Вайнберг — очень талантливый композитор. Широкая публика знала его по музыке к фильму «Летят журавли» и мультяшкам про Винни Пуха. Но он автор более двадцати симфоний. Лучшие его сочинения, на мой взгляд, те, где он обращается к еврейско-польской поэзии. Родные Метека были уничтожены в концлагере. У него есть симфония, посвященная павшим героям восстания в Варшавском гетто. Там в какой-то момент внезапно возникает реминисценция: баллада Шопена. И невозможно удержаться от слез, ну невозможно. Когда он написал свою последнюю симфонию, я уже был за границей и умолял его: «Дай я сыграю ее. Здесь сыграю!» — «Ты знаешь, Рудик, нет. Я не могу. Я еще боюсь». Он боялся до конца своих дней. Его пытали крысами в тюрьме. Раздевали догола и запускали в камеру голодных крыс. Он рассказывал мне, как они его кусали, повсюду кусали. «Нет, Рудик, лучше не надо». Шостакович делал все, что мог, пытаясь вызволить Вайнберга из тюрьмы: писал письма, ходил к кому-то на приемы… Когда Сталин умер, следователь вызвал Метека и сказал, что вот, знаете, дело ваше, гражданин Вайнберг, пересмотрено, открылись новые обстоятельства, обвинение было ошибочным, вы, оказывается, невиновны. Собирайте вещи и идите домой. Метек отказался. Он решил, что это провокация. «Нет, — говорит, — никуда я не пойду. Я — еврейский буржуазный националист, я, как вы знаете, рыл подкоп к Кремлю, и не надо меня провоцировать». Следователь бился неделю, но Вайнберг отказывался признать, что не виноват. Тогда тот позвал жену Вайнберга, Талочку Михоэлс: «Не знаю, — говорит, — что мне делать, как мне заставить вашего мужа подписать бумагу, что он невиновен». Он, понимаете, не знал, как заставить. Жена попросила, чтобы следователь соединил ее с мужем по телефону, когда снова вызовет его в свой кабинет. Тот так и сделал. И жена сказала: «Метек, Сталин умер». Через полчаса он признался, что не виноват.

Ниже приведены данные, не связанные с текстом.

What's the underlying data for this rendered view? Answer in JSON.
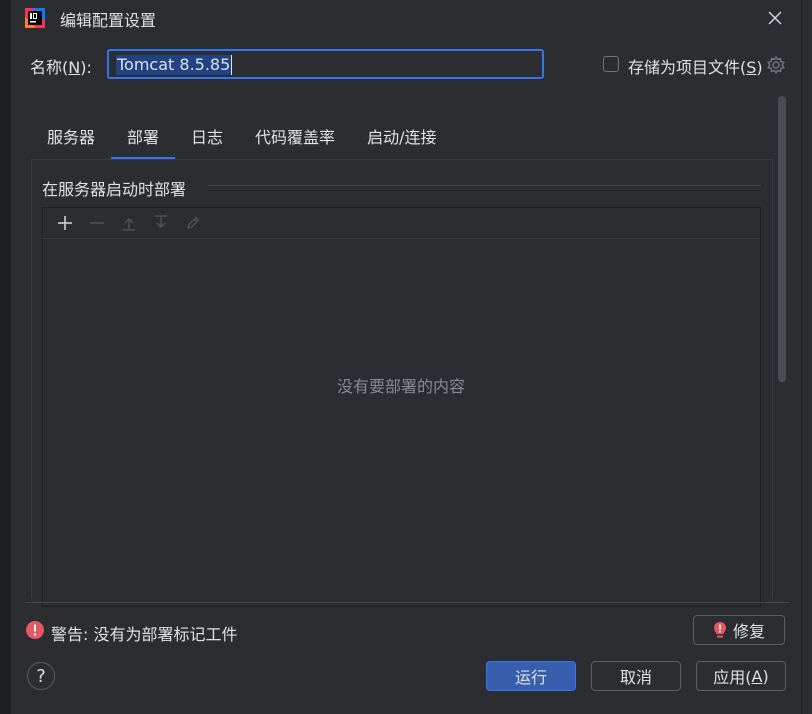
{
  "window": {
    "title": "编辑配置设置",
    "app_icon": "intellij-idea-icon",
    "close_icon": "close-icon"
  },
  "name_field": {
    "label_prefix": "名称(",
    "label_mnemonic": "N",
    "label_suffix": "):",
    "value": "Tomcat 8.5.85"
  },
  "store_option": {
    "label_prefix": "存储为项目文件(",
    "label_mnemonic": "S",
    "label_suffix": ")",
    "checked": false
  },
  "tabs": [
    {
      "label": "服务器",
      "active": false
    },
    {
      "label": "部署",
      "active": true
    },
    {
      "label": "日志",
      "active": false
    },
    {
      "label": "代码覆盖率",
      "active": false
    },
    {
      "label": "启动/连接",
      "active": false
    }
  ],
  "deploy": {
    "section_title": "在服务器启动时部署",
    "toolbar": [
      "add-icon",
      "remove-icon",
      "move-up-icon",
      "move-down-icon",
      "edit-icon"
    ],
    "empty_text": "没有要部署的内容"
  },
  "warning": {
    "text": "警告: 没有为部署标记工件",
    "fix_label": "修复"
  },
  "buttons": {
    "help": "?",
    "run": "运行",
    "cancel": "取消",
    "apply_prefix": "应用(",
    "apply_mnemonic": "A",
    "apply_suffix": ")"
  },
  "colors": {
    "accent": "#3574f0",
    "background": "#2b2d30",
    "warning": "#e55765",
    "run_button": "#375fad"
  }
}
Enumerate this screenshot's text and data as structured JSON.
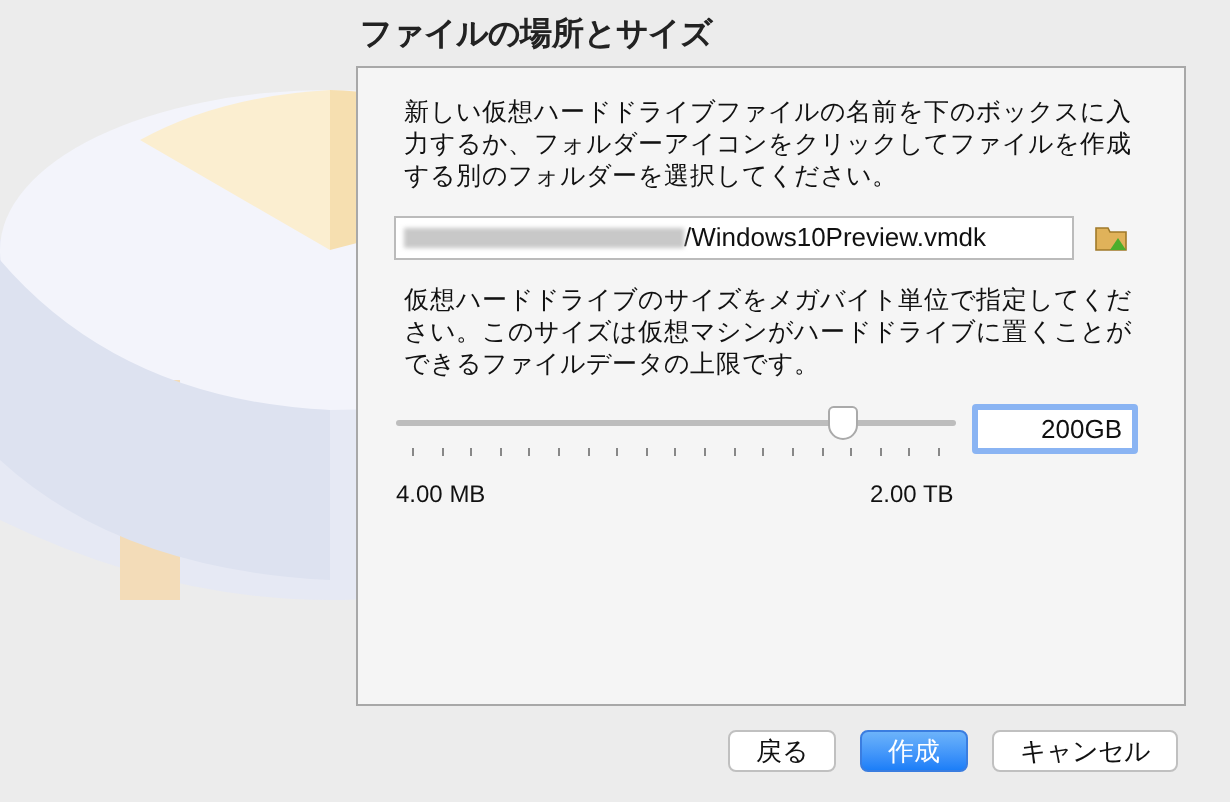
{
  "title": "ファイルの場所とサイズ",
  "location": {
    "description": "新しい仮想ハードドライブファイルの名前を下のボックスに入力するか、フォルダーアイコンをクリックしてファイルを作成する別のフォルダーを選択してください。",
    "value": "/Windows10Preview.vmdk"
  },
  "size": {
    "description": "仮想ハードドライブのサイズをメガバイト単位で指定してください。このサイズは仮想マシンがハードドライブに置くことができるファイルデータの上限です。",
    "level": 0.8,
    "value": "200GB",
    "min_label": "4.00 MB",
    "max_label": "2.00 TB"
  },
  "buttons": [
    {
      "label": "戻る",
      "kind": "normal"
    },
    {
      "label": "作成",
      "kind": "default"
    },
    {
      "label": "キャンセル",
      "kind": "normal"
    }
  ]
}
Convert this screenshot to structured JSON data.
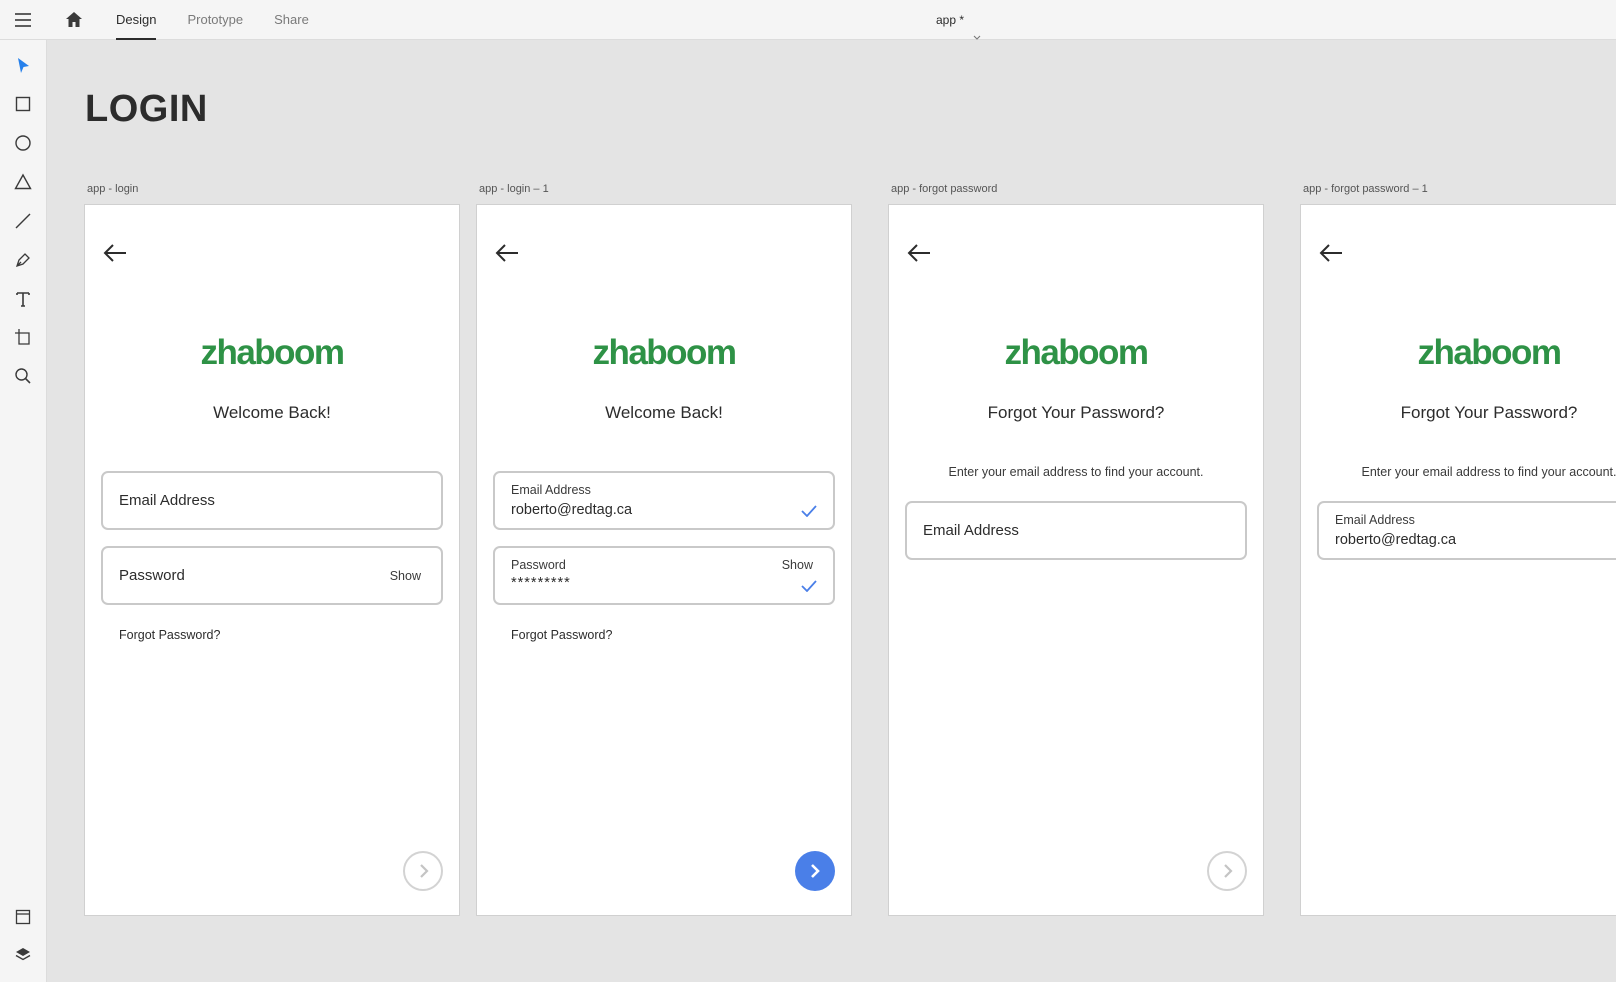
{
  "app": {
    "menu_icon": "hamburger-menu-icon",
    "home_icon": "home-icon",
    "tabs": [
      {
        "label": "Design",
        "active": true
      },
      {
        "label": "Prototype",
        "active": false
      },
      {
        "label": "Share",
        "active": false
      }
    ],
    "document_name": "app *"
  },
  "toolbar": {
    "tools": [
      "select-tool-icon",
      "rectangle-tool-icon",
      "ellipse-tool-icon",
      "polygon-tool-icon",
      "line-tool-icon",
      "pen-tool-icon",
      "text-tool-icon",
      "artboard-tool-icon",
      "zoom-tool-icon"
    ],
    "bottom": [
      "assets-icon",
      "layers-icon"
    ]
  },
  "canvas": {
    "title": "LOGIN",
    "artboards": [
      {
        "label": "app - login",
        "logo": "zhaboom",
        "heading": "Welcome Back!",
        "email_placeholder": "Email Address",
        "password_placeholder": "Password",
        "show_label": "Show",
        "forgot_label": "Forgot Password?",
        "next_enabled": false
      },
      {
        "label": "app - login – 1",
        "logo": "zhaboom",
        "heading": "Welcome Back!",
        "email_label": "Email Address",
        "email_value": "roberto@redtag.ca",
        "password_label": "Password",
        "password_value": "*********",
        "show_label": "Show",
        "forgot_label": "Forgot Password?",
        "next_enabled": true
      },
      {
        "label": "app - forgot password",
        "logo": "zhaboom",
        "heading": "Forgot Your Password?",
        "subtext": "Enter your email address to find your account.",
        "email_placeholder": "Email Address",
        "next_enabled": false
      },
      {
        "label": "app - forgot password – 1",
        "logo": "zhaboom",
        "heading": "Forgot Your Password?",
        "subtext": "Enter your email address to find your account.",
        "email_label": "Email Address",
        "email_value": "roberto@redtag.ca"
      }
    ]
  },
  "colors": {
    "brand_green": "#2e9246",
    "accent_blue": "#4a7fe8",
    "canvas_bg": "#e4e4e4"
  }
}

Какой ужас, какой ад. Куда там Кафке. Как пережить такое?
Шостакович никогда не мог простить Сталину антисемитизма. Это был для Д. Д. особый пункт. Он не был никаким евреем: просто презирал антисемитов, как все настоящие русские аристократы и интеллигенты. Он говорил, что для него в евреях сосредоточена беззащитность человечества. Хотел бы сказать, что и по моему убеждению, антисемитизм — величайшее историческое заблуждение. Интеллигентный, цивилизованный человек не может не знать, что Иисус был евреем. Настоящим, рожденным от еврейской женщины евреем и, более того, раввином. Он служил в синагоге, службы вел. Он упрекал евреев в своих проповедях в том, что они забыли заветы великих предков, забыли, по существу, настоящую религию. И он ее восстановил, Иисус. И он именно из еврейской религии создал христианскую — для неевреев, для других народов. Это известно, это не может образованный человек не знать. Другое дело, воскрес — не воскрес, это вопрос вкуса. Но что такой человек был, что он стал переживать за человечество и пострадал за человечество — какие тут могут быть сомнения? Так что антисемит, я считаю, не может считаться настоящим человеком, а тем более христианином. Он принадлежит к антихристовой армии. Это самые ненавистные для меня люди. И так же было для Д. Д… Помню, как он возмущался, когда Ведерников отказался петь партию в «Бабьем Яре» — это часть Тринадцатой симфонии, о ней разговор впереди. «Какой позор, — он говорил, — как ничтожно отказаться от этого!» Еврейская тема в Четвертом квартете — это же был прямой вызов Сталину. Или цикл «Еврейские песни». Однажды я был с Шостаковичем на исполнении этой вещи, мы часто ходили на концерты вместе. Поднялись потом в артистическую, и слышу, Василий Ширинский, музыкант, говорит: «Какая прелесть — сегодня среди исполнителей ни одного еврея, хотя тема вот такая еврейская». Шостакович как стоял на пороге — громко сказал, чтобы все слышали: «Терпеть не могу охотнорядцев. Пойдемте-ка отсюда, Рудольф Борисович».